Before the biological effects of radiation were known, many physicians and corporations had begun marketing radioactive substances as patent medicine and radioactive quackery. Examples were radium enema treatments, and radium-containing waters to be drunk as tonics. Marie Curie spoke out against this sort of treatment, warning that the effects of radiation on the human body were not well understood. Curie later died of acute radiation syndrome, not cancer. Eben Byers, a famous American socialite, died of multiple cancers in 1932 after consuming large quantities of radium over several years; his death drew public attention to dangers of radiation. By the 1930s, after a number of cases of bone necrosis and death in enthusiasts, radium-containing medical products had nearly vanished from the market.

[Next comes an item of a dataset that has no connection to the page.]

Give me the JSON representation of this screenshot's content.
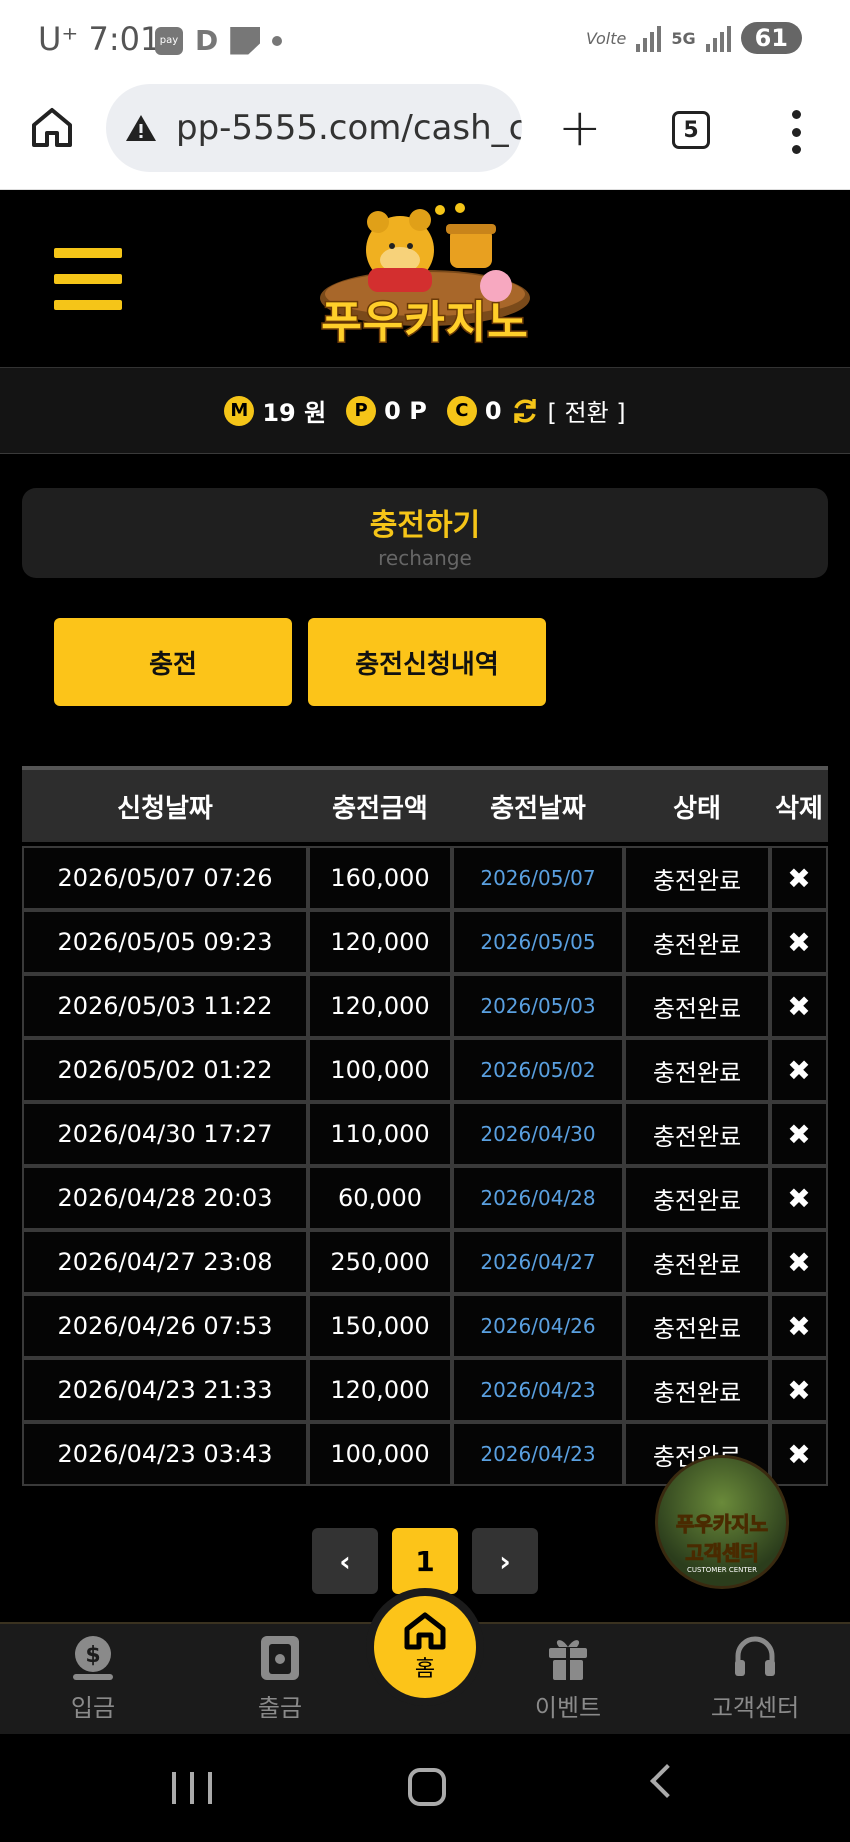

In the United States, the experience of the so-called Radium Girls, where thousands of radium-dial painters contracted oral cancers, popularized the warnings of occupational health associated with radiation hazards. Robley D. Evans, at MIT, developed the first standard for permissible body burden of radium, a key step in the establishment of nuclear medicine as a field of study. With the development of nuclear reactors and nuclear weapons in the 1940s, heightened scientific attention was given to the study of all manner of radiation effects.